In November 2023, a public-private partnership (PPP) under the name “Unity Facility” succeeded in establishing a scheme that makes commercial shipping for food exports in the Black Sea insurable at premiums that are significantly lower than before. The model is ground-breaking as it covers ship, indemnity, and political risk (political violence). Since 1 March 2024, this insurance option is extended to transports by ship for all other Ukrainian export goods, with the exception of military goods. Minister Svyrydenko emphasised that exports of iron ore and steel, as well as other goods in container transport, can now also be exported under insurance cover. There are also insurance options against war risks for cargo.

A Ukrainian state guarantee fund is formed by letters of credit of USD 10 m each from the two state banks Ukreximbank and Ukrgasbank, which are credit-insured by the Ukrainian state export credit insurance company “EKA” and confirmed by DZ Bank in Frankfurt. The beneficiary of the letters of credit is a pool of 14 insurers in London (Lloyds’). The insurers offer insurance cover up to USD 50 m each for “Hull & Machinery” including “Political Violence” and for “Protection & Indemnity” (P&I) for each ship passage. In the event of a loss, the Ukrainian guarantee fund must first step in (first loss), after which the British insurers are liable with their “excess of loss” cover. Due to the improved risk situation and the state’s joint liability, insurance premiums have been reduced from at times well over 3.0% to initially 1.0-1.25% and now 0.75% of the sum insured.


The Ukrainian endeavours to develop insurance solutions for the risk of war are showing visible success for merchant shipping in the Black Sea.

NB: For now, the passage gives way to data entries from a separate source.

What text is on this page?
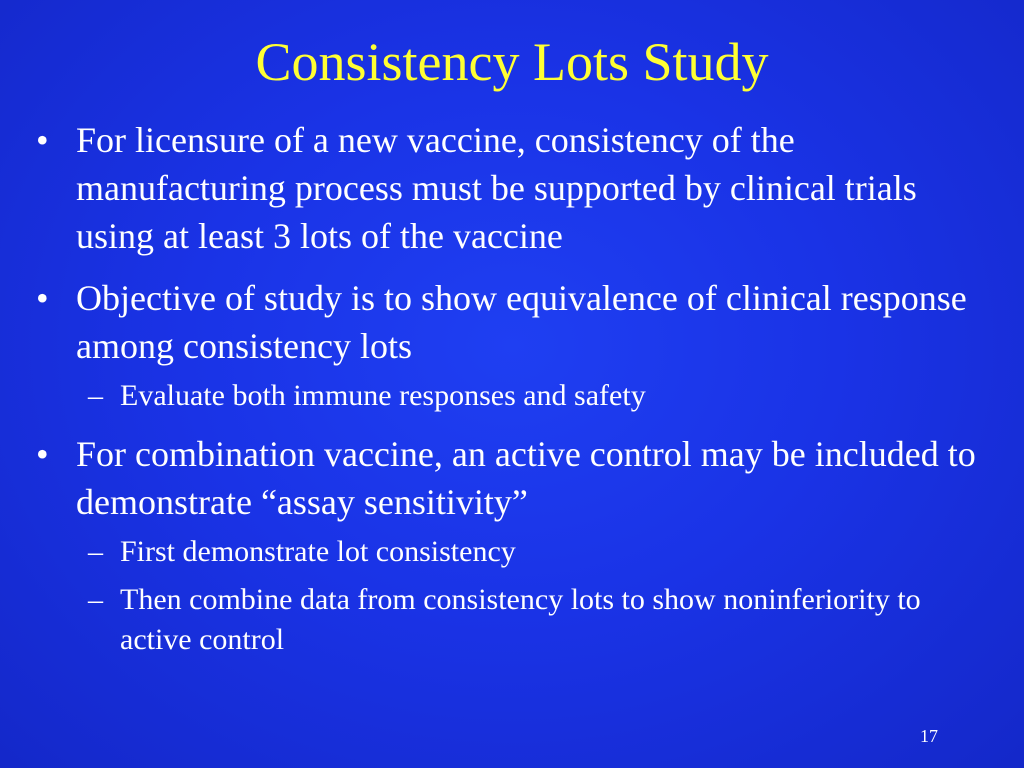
Consistency Lots Study
• For licensure of a new vaccine, consistency of the manufacturing process must be supported by clinical trials using at least 3 lots of the vaccine
• Objective of study is to show equivalence of clinical response among consistency lots
– Evaluate both immune responses and safety
• For combination vaccine, an active control may be included to demonstrate “assay sensitivity”
– First demonstrate lot consistency
– Then combine data from consistency lots to show noninferiority to active control
17
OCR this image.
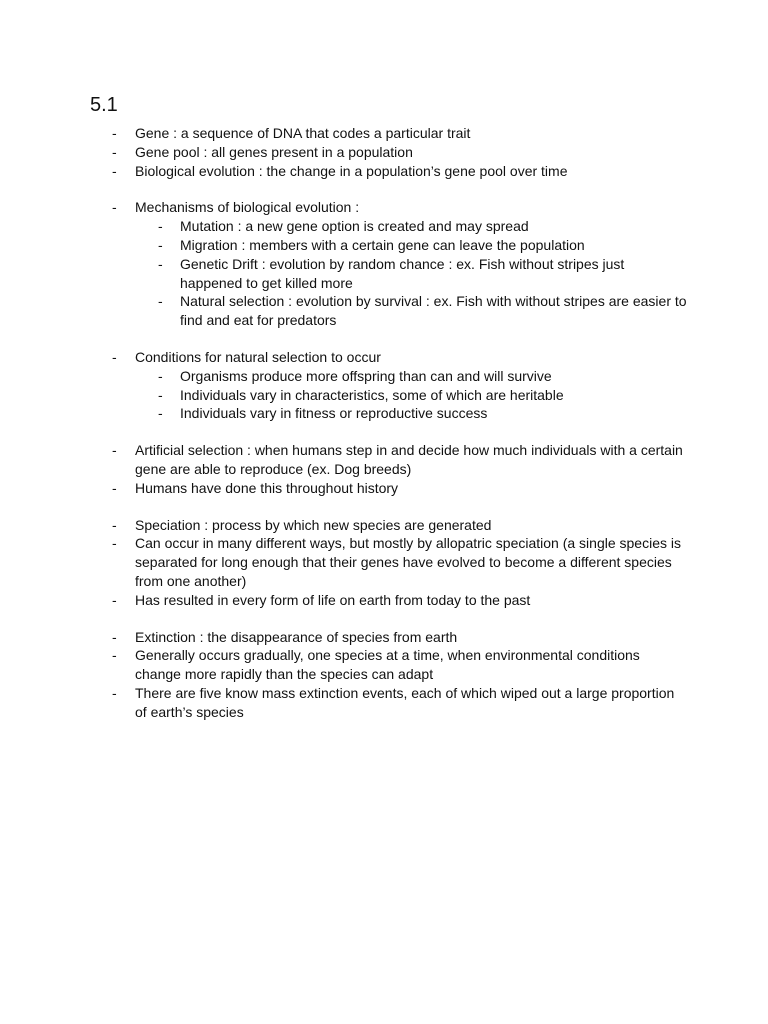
5.1
- Gene : a sequence of DNA that codes a particular trait
- Gene pool : all genes present in a population
- Biological evolution : the change in a population’s gene pool over time
- Mechanisms of biological evolution :
- Mutation : a new gene option is created and may spread
- Migration : members with a certain gene can leave the population
- Genetic Drift : evolution by random chance : ex. Fish without stripes just happened to get killed more
- Natural selection : evolution by survival : ex. Fish with without stripes are easier to find and eat for predators
- Conditions for natural selection to occur
- Organisms produce more offspring than can and will survive
- Individuals vary in characteristics, some of which are heritable
- Individuals vary in fitness or reproductive success
- Artificial selection : when humans step in and decide how much individuals with a certain gene are able to reproduce (ex. Dog breeds)
- Humans have done this throughout history
- Speciation : process by which new species are generated
- Can occur in many different ways, but mostly by allopatric speciation (a single species is separated for long enough that their genes have evolved to become a different species from one another)
- Has resulted in every form of life on earth from today to the past
- Extinction : the disappearance of species from earth
- Generally occurs gradually, one species at a time, when environmental conditions change more rapidly than the species can adapt
- There are five know mass extinction events, each of which wiped out a large proportion of earth’s species
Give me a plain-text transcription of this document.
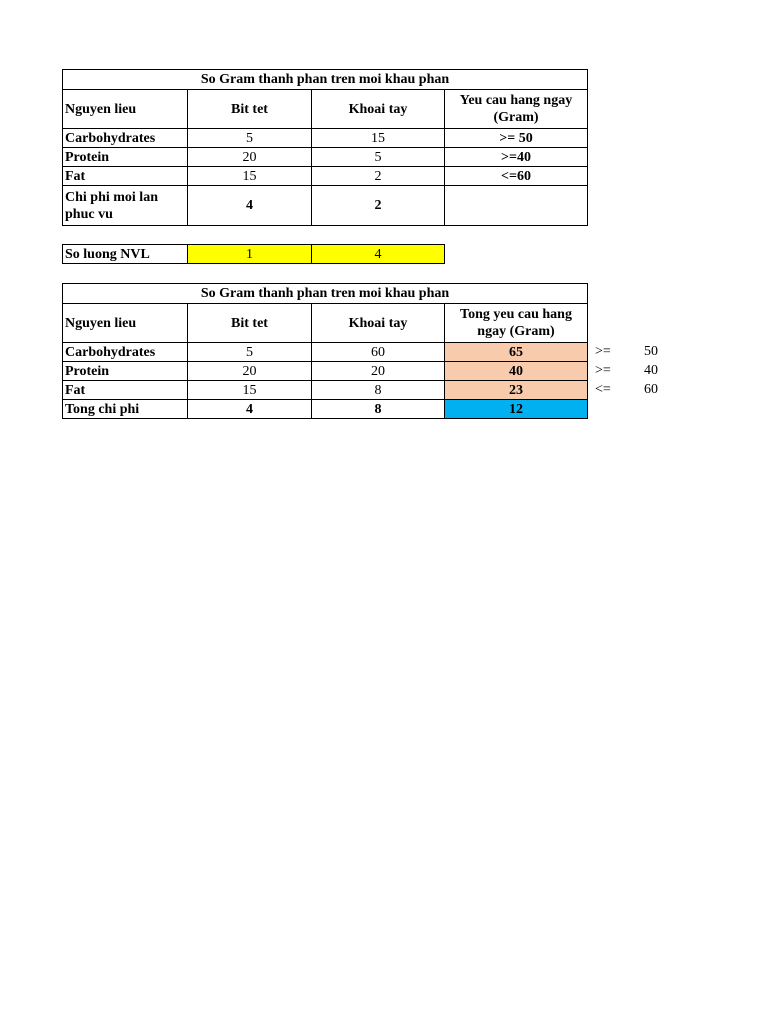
So Gram thanh phan tren moi khau phan			
Nguyen lieu	Bit tet	Khoai tay	Yeu cau hang ngay (Gram)
Carbohydrates	5	15	>= 50
Protein	20	5	>=40
Fat	15	2	<=60
Chi phi moi lan phuc vu	4	2	
So luong NVL	1	4
So Gram thanh phan tren moi khau phan			
Nguyen lieu	Bit tet	Khoai tay	Tong yeu cau hang ngay (Gram)
Carbohydrates	5	60	65
Protein	20	20	40
Fat	15	8	23
Tong chi phi	4	8	12
>= 50
>= 40
<= 60
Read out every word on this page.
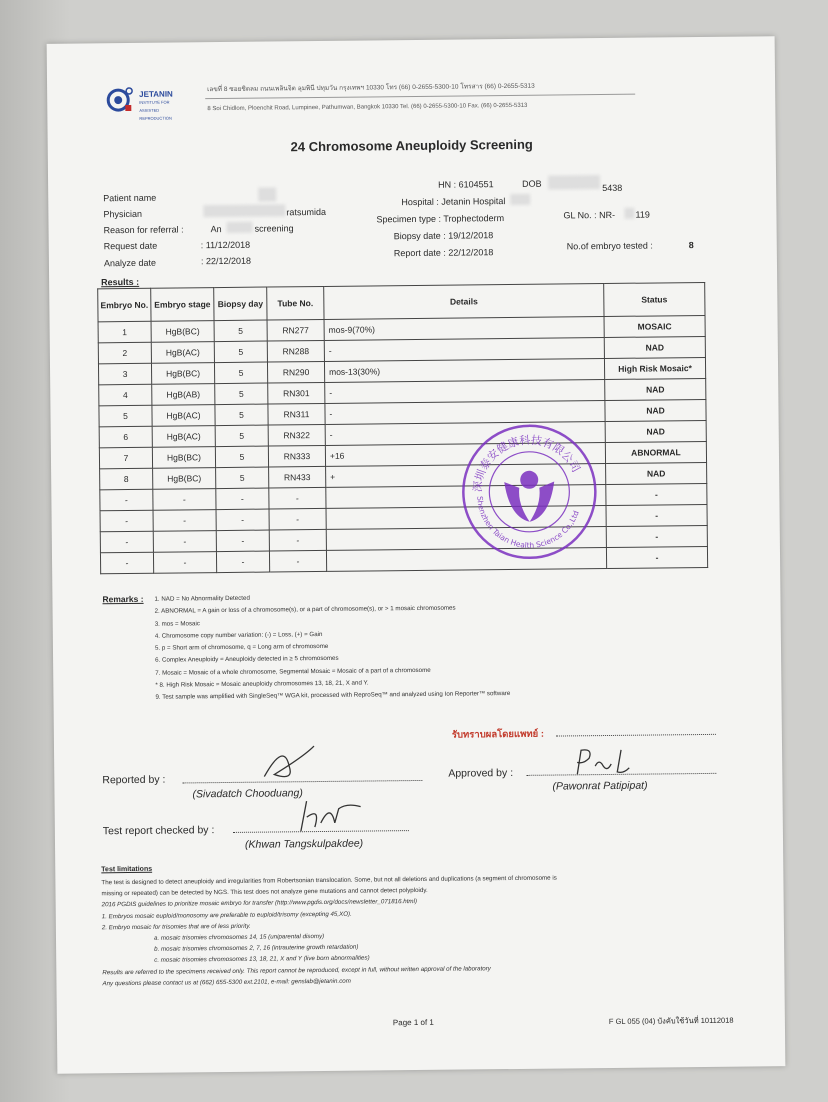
JETANIN
INSTITUTE FOR
ASSISTED
REPRODUCTION
เลขที่ 8 ซอยชิดลม ถนนเพลินจิต ลุมพินี ปทุมวัน กรุงเทพฯ 10330 โทร (66) 0-2655-5300-10 โทรสาร (66) 0-2655-5313
8 Soi Chidlom, Ploenchit Road, Lumpinee, Pathumwan, Bangkok 10330 Tel. (66) 0-2655-5300-10 Fax. (66) 0-2655-5313
24 Chromosome Aneuploidy Screening
Patient name
Physician	ratsumida
Reason for referral :	An	screening
Request date	: 11/12/2018
Analyze date	: 22/12/2018
HN : 6104551	DOB	5438
Hospital : Jetanin Hospital
Specimen type : Trophectoderm	GL No. : NR- 119
Biopsy date : 19/12/2018
Report date : 22/12/2018
No.of embryo tested :	8
Results :
Embryo No.	Embryo stage	Biopsy day	Tube No.	Details	Status
1	HgB(BC)	5	RN277	mos-9(70%)	MOSAIC
2	HgB(AC)	5	RN288	-	NAD
3	HgB(BC)	5	RN290	mos-13(30%)	High Risk Mosaic*
4	HgB(AB)	5	RN301	-	NAD
5	HgB(AC)	5	RN311	-	NAD
6	HgB(AC)	5	RN322	-	NAD
7	HgB(BC)	5	RN333	+16	ABNORMAL
8	HgB(BC)	5	RN433	+	NAD
-	-	-	-		-
-	-	-	-		-
-	-	-	-		-
-	-	-	-		-
深圳泰安健康科技有限公司
Shenzhen Taian Health Science Co.,Ltd
Remarks : 1. NAD = No Abnormality Detected
2. ABNORMAL = A gain or loss of a chromosome(s), or a part of chromosome(s), or > 1 mosaic chromosomes
3. mos = Mosaic
4. Chromosome copy number variation: (-) = Loss, (+) = Gain
5. p = Short arm of chromosome, q = Long arm of chromosome
6. Complex Aneuploidy = Aneuploidy detected in ≥ 5 chromosomes
7. Mosaic = Mosaic of a whole chromosome, Segmental Mosaic = Mosaic of a part of a chromosome
* 8. High Risk Mosaic = Mosaic aneuploidy chromosomes 13, 18, 21, X and Y.
9. Test sample was amplified with SingleSeq™ WGA kit, processed with ReproSeq™ and analyzed using Ion Reporter™ software
รับทราบผลโดยแพทย์ :
Reported by :
(Sivadatch Chooduang)
Approved by :
(Pawonrat Patipipat)
Test report checked by :
(Khwan Tangskulpakdee)
Test limitations
The test is designed to detect aneuploidy and irregularities from Robertsonian translocation. Some, but not all deletions and duplications (a segment of chromosome is
missing or repeated) can be detected by NGS. This test does not analyze gene mutations and cannot detect polyploidy.
2016 PGDIS guidelines to prioritize mosaic embryo for transfer (http://www.pgdis.org/docs/newsletter_071816.html)
1. Embryos mosaic euploid/monosomy are preferable to euploid/trisomy (excepting 45,XO).
2. Embryo mosaic for trisomies that are of less priority.
a. mosaic trisomies chromosomes 14, 15 (uniparental disomy)
b. mosaic trisomies chromosomes 2, 7, 16 (intrauterine growth retardation)
c. mosaic trisomies chromosomes 13, 18, 21, X and Y (live born abnormalities)
Results are referred to the specimens received only. This report cannot be reproduced, except in full, without written approval of the laboratory
Any questions please contact us at (662) 655-5300 ext.2101, e-mail: genslab@jetanin.com
Page 1 of 1	F GL 055 (04) บังคับใช้วันที่ 10112018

The solutions are innovative in many ways and bring together private providers and state institutions in the form of a public-private partnership. The much more complex aspiration to secure investments in Ukraine’s industry and infrastructure against war risks, which are taking place at various levels, have not yet reached a comparable level of maturity. Based on current knowledge, they are only likely to become practicable with massive financial support from bilateral and multilateral donors and from the Ukrainian state.